Semantic embeddings generated using Sentence Transformers are indexed with FAISS for approximate nearest-neighbor search.

dense_index, embeddings = indexer.build_dense_index(chunks)

This handles semantic similarity well but can still miss structural intent.

Sparse retrieval

BM25 retrieval runs in parallel to preserve exact keyword matching.

bm25 = indexer.build_bm25_index(chunks)

This improves precision for technical terminology and formulas.

Query expansion

The query expansion layer addresses vocabulary mismatch.

"training" → ["reward", "PPO", "policy learning", ...]

Pseudo-relevance feedback then extracts additional expansion terms dynamically from top-ranked chunks.

Section-aware ranking

The system maps query intent to likely document sections.

For example:

Reward queries → "reward", "3.1"
Dataset queries → "dataset", "4.2"
Conclusion queries → "conclusion", "6."

Matching sections receive additional ranking boosts during final scoring.

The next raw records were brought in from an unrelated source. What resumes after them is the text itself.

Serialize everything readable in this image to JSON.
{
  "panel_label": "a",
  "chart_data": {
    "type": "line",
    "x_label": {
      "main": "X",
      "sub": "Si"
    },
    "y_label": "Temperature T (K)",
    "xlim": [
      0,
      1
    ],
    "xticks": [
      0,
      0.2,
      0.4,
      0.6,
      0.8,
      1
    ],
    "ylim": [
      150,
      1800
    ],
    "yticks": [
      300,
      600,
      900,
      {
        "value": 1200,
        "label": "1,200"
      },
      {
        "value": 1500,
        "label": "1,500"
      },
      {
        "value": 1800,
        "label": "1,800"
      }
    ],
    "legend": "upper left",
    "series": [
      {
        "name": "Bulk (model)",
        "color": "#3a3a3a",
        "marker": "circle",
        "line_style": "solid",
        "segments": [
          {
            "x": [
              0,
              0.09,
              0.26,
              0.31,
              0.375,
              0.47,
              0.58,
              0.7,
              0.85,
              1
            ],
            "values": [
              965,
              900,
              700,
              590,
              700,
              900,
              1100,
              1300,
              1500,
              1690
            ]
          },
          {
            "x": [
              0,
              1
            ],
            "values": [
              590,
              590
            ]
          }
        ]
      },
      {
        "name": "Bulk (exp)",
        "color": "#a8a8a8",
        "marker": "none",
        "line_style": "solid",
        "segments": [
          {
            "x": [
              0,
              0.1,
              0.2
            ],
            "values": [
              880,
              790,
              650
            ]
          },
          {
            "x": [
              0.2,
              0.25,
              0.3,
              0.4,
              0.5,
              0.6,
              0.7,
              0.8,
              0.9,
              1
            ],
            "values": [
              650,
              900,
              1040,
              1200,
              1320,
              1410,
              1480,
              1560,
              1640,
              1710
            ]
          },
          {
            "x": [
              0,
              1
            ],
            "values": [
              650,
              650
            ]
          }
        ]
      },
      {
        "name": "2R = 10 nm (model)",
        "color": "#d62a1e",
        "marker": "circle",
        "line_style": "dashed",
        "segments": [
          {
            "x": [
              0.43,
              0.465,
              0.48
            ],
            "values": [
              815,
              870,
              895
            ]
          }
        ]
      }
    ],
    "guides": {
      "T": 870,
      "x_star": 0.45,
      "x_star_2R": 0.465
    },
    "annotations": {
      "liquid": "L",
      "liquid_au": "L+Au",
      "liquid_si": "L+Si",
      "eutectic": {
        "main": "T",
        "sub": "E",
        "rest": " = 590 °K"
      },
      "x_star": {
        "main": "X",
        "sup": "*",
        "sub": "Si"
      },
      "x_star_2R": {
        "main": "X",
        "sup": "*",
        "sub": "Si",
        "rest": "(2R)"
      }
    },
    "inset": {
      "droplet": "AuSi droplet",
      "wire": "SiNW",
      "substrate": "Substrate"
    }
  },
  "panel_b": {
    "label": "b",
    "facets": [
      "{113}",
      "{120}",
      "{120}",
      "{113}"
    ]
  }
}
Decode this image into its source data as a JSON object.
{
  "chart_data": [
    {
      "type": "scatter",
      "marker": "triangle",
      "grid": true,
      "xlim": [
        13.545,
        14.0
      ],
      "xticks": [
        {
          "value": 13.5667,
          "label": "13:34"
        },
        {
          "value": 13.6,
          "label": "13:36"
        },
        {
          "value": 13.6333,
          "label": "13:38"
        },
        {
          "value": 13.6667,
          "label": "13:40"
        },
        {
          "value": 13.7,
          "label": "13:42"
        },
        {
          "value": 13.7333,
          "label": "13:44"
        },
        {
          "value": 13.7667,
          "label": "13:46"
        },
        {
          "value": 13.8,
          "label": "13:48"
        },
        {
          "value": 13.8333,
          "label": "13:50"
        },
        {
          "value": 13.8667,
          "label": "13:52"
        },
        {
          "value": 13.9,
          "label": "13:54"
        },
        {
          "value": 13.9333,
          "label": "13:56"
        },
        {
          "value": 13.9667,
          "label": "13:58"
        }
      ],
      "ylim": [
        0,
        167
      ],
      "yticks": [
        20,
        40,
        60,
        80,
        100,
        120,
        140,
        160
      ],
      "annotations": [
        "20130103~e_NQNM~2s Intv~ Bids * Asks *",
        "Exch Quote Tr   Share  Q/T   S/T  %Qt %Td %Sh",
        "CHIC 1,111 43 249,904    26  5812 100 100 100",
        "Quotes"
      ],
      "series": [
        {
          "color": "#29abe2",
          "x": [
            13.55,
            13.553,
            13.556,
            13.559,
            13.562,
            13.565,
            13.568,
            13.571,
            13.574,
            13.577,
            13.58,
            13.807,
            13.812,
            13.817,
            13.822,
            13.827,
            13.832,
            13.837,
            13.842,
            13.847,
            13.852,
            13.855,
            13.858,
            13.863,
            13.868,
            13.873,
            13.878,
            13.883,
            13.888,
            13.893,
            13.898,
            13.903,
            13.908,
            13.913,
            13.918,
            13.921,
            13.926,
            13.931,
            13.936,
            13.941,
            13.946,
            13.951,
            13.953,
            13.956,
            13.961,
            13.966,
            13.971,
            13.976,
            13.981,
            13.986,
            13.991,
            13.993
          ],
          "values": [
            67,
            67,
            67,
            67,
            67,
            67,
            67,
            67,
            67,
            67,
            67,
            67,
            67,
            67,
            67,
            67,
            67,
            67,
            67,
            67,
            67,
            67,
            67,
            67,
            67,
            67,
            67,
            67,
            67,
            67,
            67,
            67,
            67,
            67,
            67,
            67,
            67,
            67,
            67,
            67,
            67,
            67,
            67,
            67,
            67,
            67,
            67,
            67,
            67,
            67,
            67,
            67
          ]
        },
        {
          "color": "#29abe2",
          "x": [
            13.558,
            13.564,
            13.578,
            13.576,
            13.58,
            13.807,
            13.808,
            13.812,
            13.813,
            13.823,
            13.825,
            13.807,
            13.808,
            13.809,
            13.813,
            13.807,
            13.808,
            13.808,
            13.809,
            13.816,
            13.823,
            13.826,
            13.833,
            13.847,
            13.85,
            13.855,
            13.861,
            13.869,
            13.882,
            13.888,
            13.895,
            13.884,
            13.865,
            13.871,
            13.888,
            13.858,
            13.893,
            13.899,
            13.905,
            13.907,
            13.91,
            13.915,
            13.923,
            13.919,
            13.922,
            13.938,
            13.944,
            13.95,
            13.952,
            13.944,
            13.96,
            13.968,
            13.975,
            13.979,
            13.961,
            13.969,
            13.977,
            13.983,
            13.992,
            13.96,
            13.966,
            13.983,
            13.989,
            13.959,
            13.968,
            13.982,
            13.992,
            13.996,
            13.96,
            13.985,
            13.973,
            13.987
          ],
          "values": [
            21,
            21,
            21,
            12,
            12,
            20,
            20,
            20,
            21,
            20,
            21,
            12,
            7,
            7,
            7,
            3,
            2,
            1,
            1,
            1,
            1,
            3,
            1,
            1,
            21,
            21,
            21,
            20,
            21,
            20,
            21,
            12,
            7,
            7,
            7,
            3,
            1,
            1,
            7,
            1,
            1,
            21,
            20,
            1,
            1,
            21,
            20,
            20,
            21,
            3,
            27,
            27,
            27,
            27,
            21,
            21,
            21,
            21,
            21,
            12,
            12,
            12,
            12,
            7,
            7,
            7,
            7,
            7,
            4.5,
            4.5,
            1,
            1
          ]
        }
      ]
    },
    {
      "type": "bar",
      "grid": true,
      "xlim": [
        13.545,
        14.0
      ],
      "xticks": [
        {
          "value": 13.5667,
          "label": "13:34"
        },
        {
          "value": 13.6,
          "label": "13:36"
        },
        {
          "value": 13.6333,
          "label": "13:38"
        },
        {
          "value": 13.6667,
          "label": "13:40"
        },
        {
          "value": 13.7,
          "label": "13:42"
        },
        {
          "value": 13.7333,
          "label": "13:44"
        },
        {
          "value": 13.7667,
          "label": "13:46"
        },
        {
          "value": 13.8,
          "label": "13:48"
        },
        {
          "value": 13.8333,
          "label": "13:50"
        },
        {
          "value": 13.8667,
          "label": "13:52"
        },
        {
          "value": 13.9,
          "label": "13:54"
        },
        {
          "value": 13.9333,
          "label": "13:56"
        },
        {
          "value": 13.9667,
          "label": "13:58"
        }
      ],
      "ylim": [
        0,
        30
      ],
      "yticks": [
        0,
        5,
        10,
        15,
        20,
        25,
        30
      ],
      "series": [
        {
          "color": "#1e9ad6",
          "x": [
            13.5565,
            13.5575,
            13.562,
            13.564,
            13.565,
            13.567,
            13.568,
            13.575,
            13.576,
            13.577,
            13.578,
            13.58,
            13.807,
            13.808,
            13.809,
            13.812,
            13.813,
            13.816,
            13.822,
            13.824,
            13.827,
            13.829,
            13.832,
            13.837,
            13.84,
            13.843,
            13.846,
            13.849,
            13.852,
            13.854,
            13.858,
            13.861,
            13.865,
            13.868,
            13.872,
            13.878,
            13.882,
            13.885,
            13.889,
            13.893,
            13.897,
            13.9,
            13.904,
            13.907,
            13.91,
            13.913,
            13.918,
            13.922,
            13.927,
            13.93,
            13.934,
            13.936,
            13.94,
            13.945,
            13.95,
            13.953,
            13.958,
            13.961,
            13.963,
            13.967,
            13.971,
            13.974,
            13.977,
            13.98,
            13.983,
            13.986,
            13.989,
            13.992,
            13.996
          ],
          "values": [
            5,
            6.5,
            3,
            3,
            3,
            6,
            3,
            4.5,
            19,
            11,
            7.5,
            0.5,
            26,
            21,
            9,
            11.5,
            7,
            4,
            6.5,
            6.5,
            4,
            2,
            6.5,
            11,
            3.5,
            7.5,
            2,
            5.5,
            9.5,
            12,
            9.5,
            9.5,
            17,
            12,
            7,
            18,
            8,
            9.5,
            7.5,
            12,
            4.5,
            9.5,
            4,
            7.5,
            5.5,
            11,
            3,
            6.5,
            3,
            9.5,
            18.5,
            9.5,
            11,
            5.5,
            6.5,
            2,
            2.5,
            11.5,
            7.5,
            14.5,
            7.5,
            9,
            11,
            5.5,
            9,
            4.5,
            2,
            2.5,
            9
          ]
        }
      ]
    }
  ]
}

This dramatically improved retrieval quality for structurally repetitive academic papers.

Decisions worth calling out

Hybrid retrieval over embedding-only search — dense retrieval alone was inconsistent for technical terminology.
Cross-encoder reranking only at final stages — reranking everything would have been computationally expensive.
Section priors as explicit heuristics — embeddings often fail to capture structural intent reliably.
Noise filtering before reranking — removing references and figure captions improved reranker quality significantly.
Low-temperature generation — the LLM layer prioritizes factual grounding over creativity.

Trade-offs I made

The biggest trade-off was latency versus retrieval quality.

Multi-stage retrieval pipelines improve answer accuracy substantially, but every stage adds additional compute and orchestration overhead.

Cross-encoder reranking especially improves relevance quality while becoming the slowest part of the retrieval stack.

I also intentionally constrained the generator with strict anti-hallucination prompting, which occasionally produces incomplete answers instead of speculative ones.

I preferred conservative generation over confident hallucination.

Evaluation & debugging

The system includes dedicated retrieval evaluation tooling.

Metrics include:

Recall@5
Mean Reciprocal Rank (MRR)
Hit Rate

I also built a failure analysis pipeline to inspect retrieval misses and ranking mistakes.

FAILED QUERY:
"What is the dynamic obstacle scenario?"
 
Expected:
Section 4.2
 
Retrieved:
Section 3.1 reward function

This made it significantly easier to improve ranking heuristics iteratively.

Performance

The retrieval system supports:

FAISS approximate nearest-neighbor search
HNSW indexing for larger corpora
modular retrieval pipelines
configurable chunk sizes
adjustable reranking depth
tunable retrieval fusion weights

The architecture was designed to remain extensible rather than tightly coupled to one model provider or retrieval strategy.

What it taught me

This project changed how I think about retrieval systems.

A good RAG pipeline is rarely about a single model. Most of the performance gains come from orchestration — retrieval quality, ranking strategy, chunking logic, structural priors, and context construction.

It also taught me that academic document retrieval is fundamentally different from generic semantic search. Papers have structure, hierarchy, and recurring patterns that retrieval systems need to understand explicitly instead of treating everything as flat text.